Strangely mesmerized, I pull my gaze away from the ominous, dark-horned tarot and take my turn inhaling the bitter, white powder. John doesn’t let the terrible burn stop him from his raw, impulsive urge. Instantly he pulls his clothes off and desperately strips mine away in turn. He seals his tall frame, vacuumlike, onto my small, bony form. Our bodies turn instantly hot, reeling, on fire. We’re unable to hear anything but each other’s heavy breathing and frantically pounding hearts—and unable to really feel, numb because of the drug.

“Hey. Are you two okay?” a woman’s voice calls from outside the door. “I need to use the bathroom.”

John starts giggling. “Yeah. Okay. Just a minute.” Quickly we put on our clothes and open the door. A different woman waits in the hallway.

“Hi. I’m Pam, Sally’s sister!” She introduces herself flirtatiously to John. She is much slimmer than Sally, and she wears makeup and thick perfume. Sally is standing behind her, nodding acknowledgement.

“Oh.” Sniff. “Hi! Uh, sorry! Uh, we’ll be out of your way in just a minute.” John looks her slender figure up and down and decides she is cool. “Uh, you two don’t happen to want a wake-up call, now, do you?”

Pam’s eyes bug out. She watches John lay down two large lines with the very same tarot card, number thirteen, the devil. “Sure!” Pam is excited. Sally declines. I gather Thor to wait for John to follow. He never emerges.

Hours pass. The couch, a velour explosion of multicolored flowers, is a quiet place I wait holding Thor and chewing my fingernails. Immobilized by the coke that filters through my system, my mind stays blank, unable to ask questions like why? or how? I am in another world, detached, and the fact that John is still in the bathroom with Pam just doesn’t matter to me.

Sally brews some coffee and paces the kitchen, intermittently storming down the hall to coax her sister out of the bathroom. She doesn’t like this one bit, and she is getting impatient and snappy.

“Can you go check on them?” she asks. She is antsy, the edge of her worry unraveling and fraying like a snag in a wool sweater.

I break out of my private head space. “John. John. What’s going on?” My tapping is featherlike, barely making a sound.

The knob turns; the door pushes ajar. John is sitting on the toilet with his briefcase on his lap, rummaging through the assortment of junk that floats at the bottom. The garbage bag is no longer there; I assume he stashed it somewhere else. Pam is on the floor leaning against the tub, leafing through the magazine used earlier as a table for the cocaine. They are both acting nonchalant—too much so—and I can tell they’re extremely high.
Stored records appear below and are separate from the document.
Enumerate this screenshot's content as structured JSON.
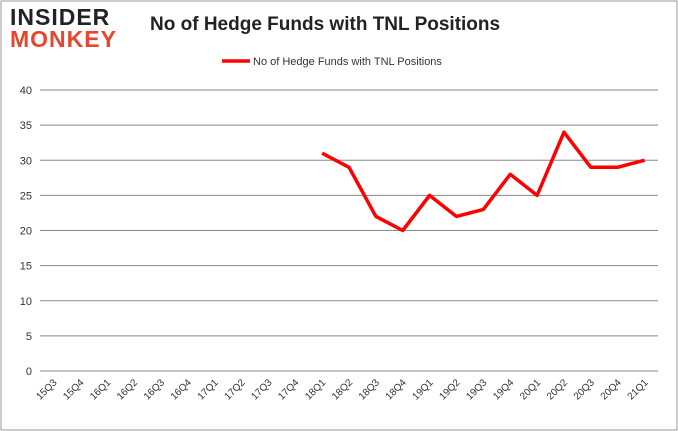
{
  "logo": {
    "line1": "INSIDER",
    "line2": "MONKEY"
  },
  "chart_data": {
    "type": "line",
    "title": "No of Hedge Funds with TNL Positions",
    "categories": [
      "15Q3",
      "15Q4",
      "16Q1",
      "16Q2",
      "16Q3",
      "16Q4",
      "17Q1",
      "17Q2",
      "17Q3",
      "17Q4",
      "18Q1",
      "18Q2",
      "18Q3",
      "18Q4",
      "19Q1",
      "19Q2",
      "19Q3",
      "19Q4",
      "20Q1",
      "20Q2",
      "20Q3",
      "20Q4",
      "21Q1"
    ],
    "series": [
      {
        "name": "No of Hedge Funds with TNL Positions",
        "color": "#ff0000",
        "values": [
          null,
          null,
          null,
          null,
          null,
          null,
          null,
          null,
          null,
          null,
          31,
          29,
          22,
          20,
          25,
          22,
          23,
          28,
          25,
          34,
          29,
          29,
          30
        ]
      }
    ],
    "ylim": [
      0,
      40
    ],
    "yticks": [
      0,
      5,
      10,
      15,
      20,
      25,
      30,
      35,
      40
    ],
    "grid": true,
    "legend": "top-center",
    "xlabel": "",
    "ylabel": ""
  }
}
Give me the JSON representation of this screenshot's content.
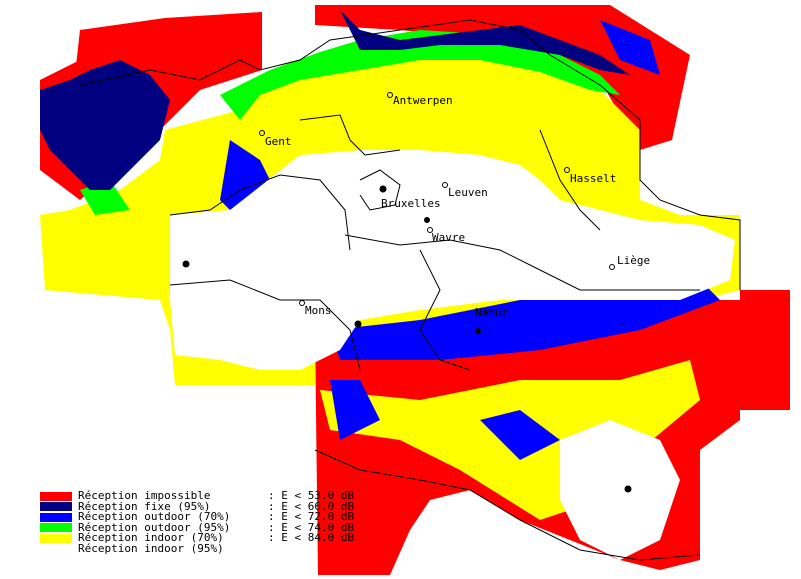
{
  "map": {
    "cities": [
      {
        "id": "antwerpen",
        "name": "Antwerpen"
      },
      {
        "id": "gent",
        "name": "Gent"
      },
      {
        "id": "leuven",
        "name": "Leuven"
      },
      {
        "id": "hasselt",
        "name": "Hasselt"
      },
      {
        "id": "bruxelles",
        "name": "Bruxelles"
      },
      {
        "id": "wavre",
        "name": "Wavre"
      },
      {
        "id": "liege",
        "name": "Liège"
      },
      {
        "id": "mons",
        "name": "Mons"
      },
      {
        "id": "namur",
        "name": "Namur"
      }
    ],
    "colors": {
      "impossible": "#ff0000",
      "fixe": "#000080",
      "outdoor70": "#0000ff",
      "outdoor95": "#00ff00",
      "indoor70": "#ffff00",
      "indoor95": "#ffffff"
    }
  },
  "legend": {
    "items": [
      {
        "label": "Réception impossible",
        "value": ": E < 53.0 dB",
        "color": "#ff0000"
      },
      {
        "label": "Réception fixe (95%)",
        "value": ": E < 66.0 dB",
        "color": "#000080"
      },
      {
        "label": "Réception outdoor (70%)",
        "value": ": E < 72.0 dB",
        "color": "#0000ff"
      },
      {
        "label": "Réception outdoor (95%)",
        "value": ": E < 74.0 dB",
        "color": "#00ff00"
      },
      {
        "label": "Réception indoor (70%)",
        "value": ": E < 84.0 dB",
        "color": "#ffff00"
      },
      {
        "label": "Réception indoor (95%)",
        "value": "",
        "color": ""
      }
    ]
  }
}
“John. What are you doing? Sally is getting mad. We need to get out of here.”

Pam’s clothes are slightly disheveled and the side of John’s neck has a cluster of red blotches.

“Oh, uh, yeah, baby, uh, sure… I, uh…” His mind drifts from the massive amount of raw drugs that swirl inside his head, and he focuses on some stray topic, as if I’m not there.

“John?”

“Huh? Oh yeah. I’ll be right out, babe.” He flashes me a pasty, dry grin that looks like a discarded Mardi Gras mask. Pam stays glued to the magazine, unnatural and mannequinlike.
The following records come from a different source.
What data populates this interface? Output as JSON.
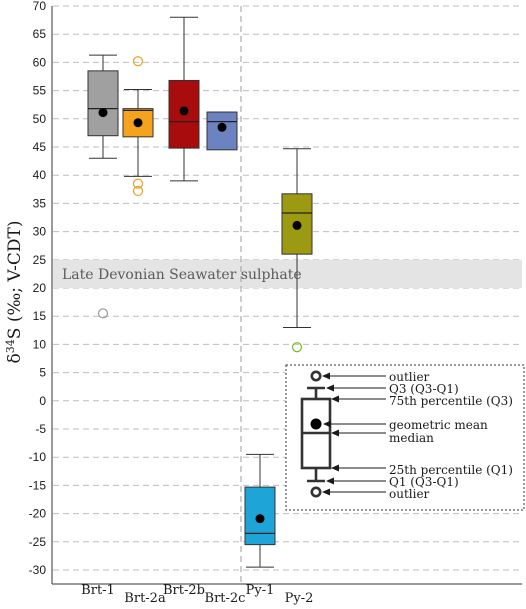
{
  "chart_data": {
    "type": "box",
    "ylabel_main": "δ",
    "ylabel_sup": "34",
    "ylabel_rest": "S (‰; V-CDT)",
    "ylim": [
      -32,
      70
    ],
    "yticks": [
      -30,
      -25,
      -20,
      -15,
      -10,
      -5,
      0,
      5,
      10,
      15,
      20,
      25,
      30,
      35,
      40,
      45,
      50,
      55,
      60,
      65,
      70
    ],
    "grid": "horizontal dashed",
    "categories": [
      "Brt-1",
      "Brt-2a",
      "Brt-2b",
      "Brt-2c",
      "Py-1",
      "Py-2"
    ],
    "boxes": [
      {
        "name": "Brt-1",
        "fill": "#a0a0a0",
        "whisker_low": 43,
        "q1": 47,
        "median": 51.8,
        "q3": 58.5,
        "whisker_high": 61.3,
        "mean": 51.1,
        "outliers": [
          15.5
        ],
        "outlier_color": "#9a9a9a"
      },
      {
        "name": "Brt-2a",
        "fill": "#f5a21f",
        "whisker_low": 39.8,
        "q1": 46.8,
        "median": 51.5,
        "q3": 51.8,
        "whisker_high": 55.2,
        "mean": 49.3,
        "outliers": [
          60.2,
          38.5,
          37.2
        ],
        "outlier_color": "#f0a024"
      },
      {
        "name": "Brt-2b",
        "fill": "#a80c0c",
        "whisker_low": 39,
        "q1": 44.8,
        "median": 49.5,
        "q3": 56.8,
        "whisker_high": 68,
        "mean": 51.4,
        "outliers": [],
        "outlier_color": "#a80c0c"
      },
      {
        "name": "Brt-2c",
        "fill": "#6d82c0",
        "whisker_low": null,
        "q1": 44.5,
        "median": 49.5,
        "q3": 51.2,
        "whisker_high": null,
        "mean": 48.5,
        "outliers": [],
        "outlier_color": "#6d82c0"
      },
      {
        "name": "Py-1",
        "fill": "#1fa4d8",
        "whisker_low": -29.5,
        "q1": -25.5,
        "median": -23.5,
        "q3": -15.3,
        "whisker_high": -9.5,
        "mean": -20.9,
        "outliers": [],
        "outlier_color": "#1fa4d8"
      },
      {
        "name": "Py-2",
        "fill": "#9c9a12",
        "whisker_low": 13,
        "q1": 26,
        "median": 33.3,
        "q3": 36.7,
        "whisker_high": 44.7,
        "mean": 31.1,
        "outliers": [
          9.5
        ],
        "outlier_color": "#7bb82a"
      }
    ],
    "band": {
      "label": "Late Devonian Seawater sulphate",
      "y_low": 20,
      "y_high": 25,
      "color": "#e4e4e4"
    },
    "separator_between": [
      "Brt-2c",
      "Py-1"
    ],
    "legend": {
      "placement": "bottom-right",
      "items": [
        {
          "key": "outlier_top",
          "label": "outlier"
        },
        {
          "key": "whisker_top",
          "label": "Q3 (Q3-Q1)"
        },
        {
          "key": "q3",
          "label": "75th percentile (Q3)"
        },
        {
          "key": "mean",
          "label": "geometric mean"
        },
        {
          "key": "median",
          "label": "median"
        },
        {
          "key": "q1",
          "label": "25th percentile (Q1)"
        },
        {
          "key": "whisker_bottom",
          "label": "Q1 (Q3-Q1)"
        },
        {
          "key": "outlier_bottom",
          "label": "outlier"
        }
      ]
    }
  }
}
“He said he was coming right out.” I tell Sally the news, the bathroom announcement, and resume my spot on the couch.

Mumbling something under her breath, she stomps away to her room.
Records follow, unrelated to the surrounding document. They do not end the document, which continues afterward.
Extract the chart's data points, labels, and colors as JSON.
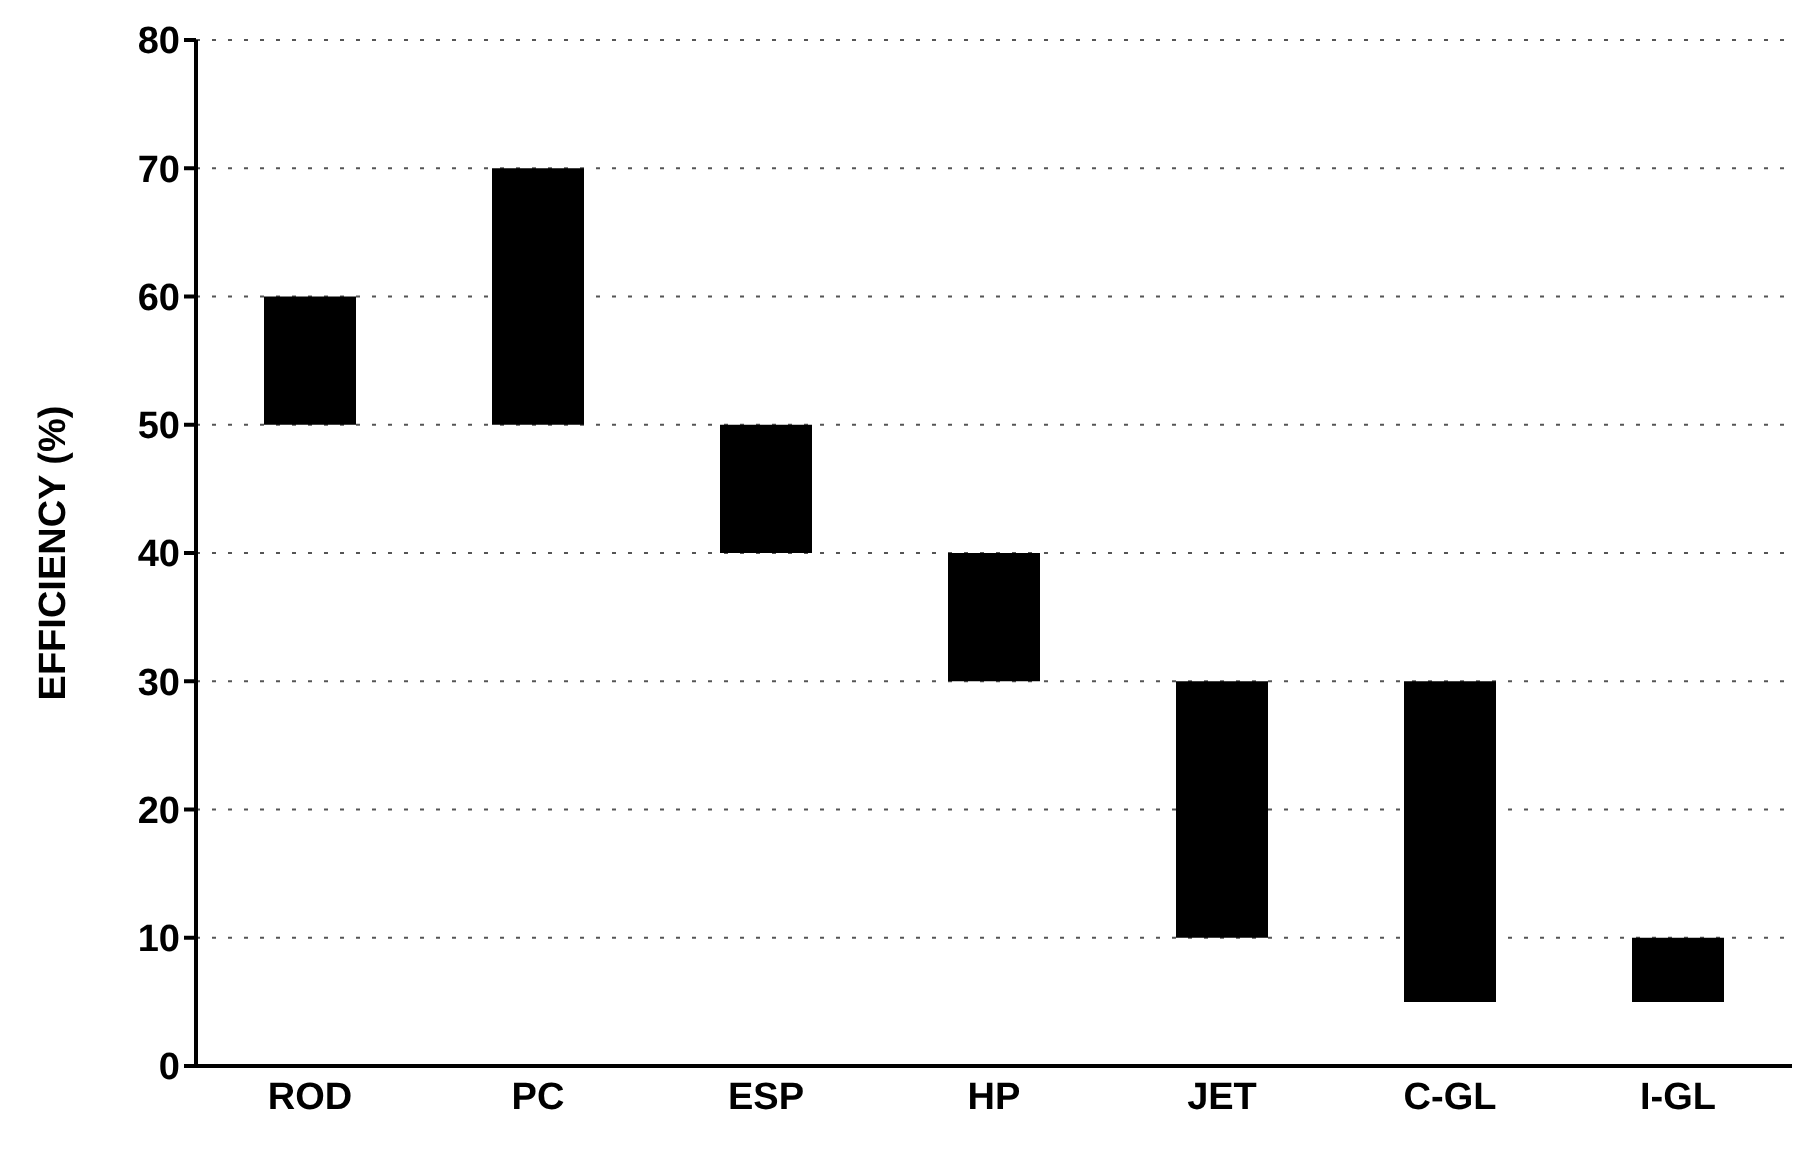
{
  "chart_data": {
    "type": "bar",
    "ylabel": "EFFICIENCY (%)",
    "categories": [
      "ROD",
      "PC",
      "ESP",
      "HP",
      "JET",
      "C-GL",
      "I-GL"
    ],
    "base": [
      50,
      50,
      40,
      30,
      10,
      5,
      5
    ],
    "values": [
      10,
      20,
      10,
      10,
      20,
      25,
      5
    ],
    "color": "#000000",
    "ylim": [
      0,
      80
    ],
    "yticks": [
      0,
      10,
      20,
      30,
      40,
      50,
      60,
      70,
      80
    ],
    "grid": "y"
  }
}
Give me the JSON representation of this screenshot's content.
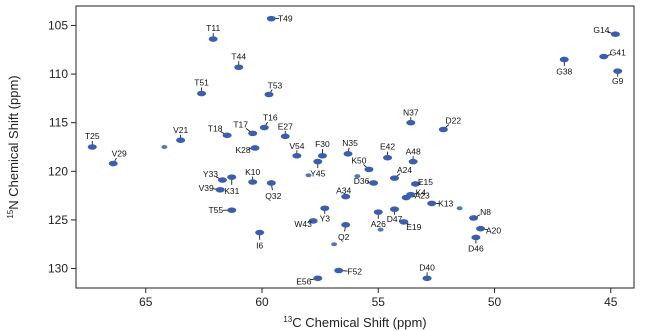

The sun makes brighter and brighter patches on the beige shag carpet, marking the end of a rigid night with no sleep. The coke is wearing off, and my body aches from the cramping tension in my limbs even though I lie on the couch trying to sleep. Sally is up and in the kitchen again. True fatigue sets in now that the many hours of the night have passed without rest, and my mouth, sticky and dry, calls out for water. Exhausted, I drag myself up to talk to Sally.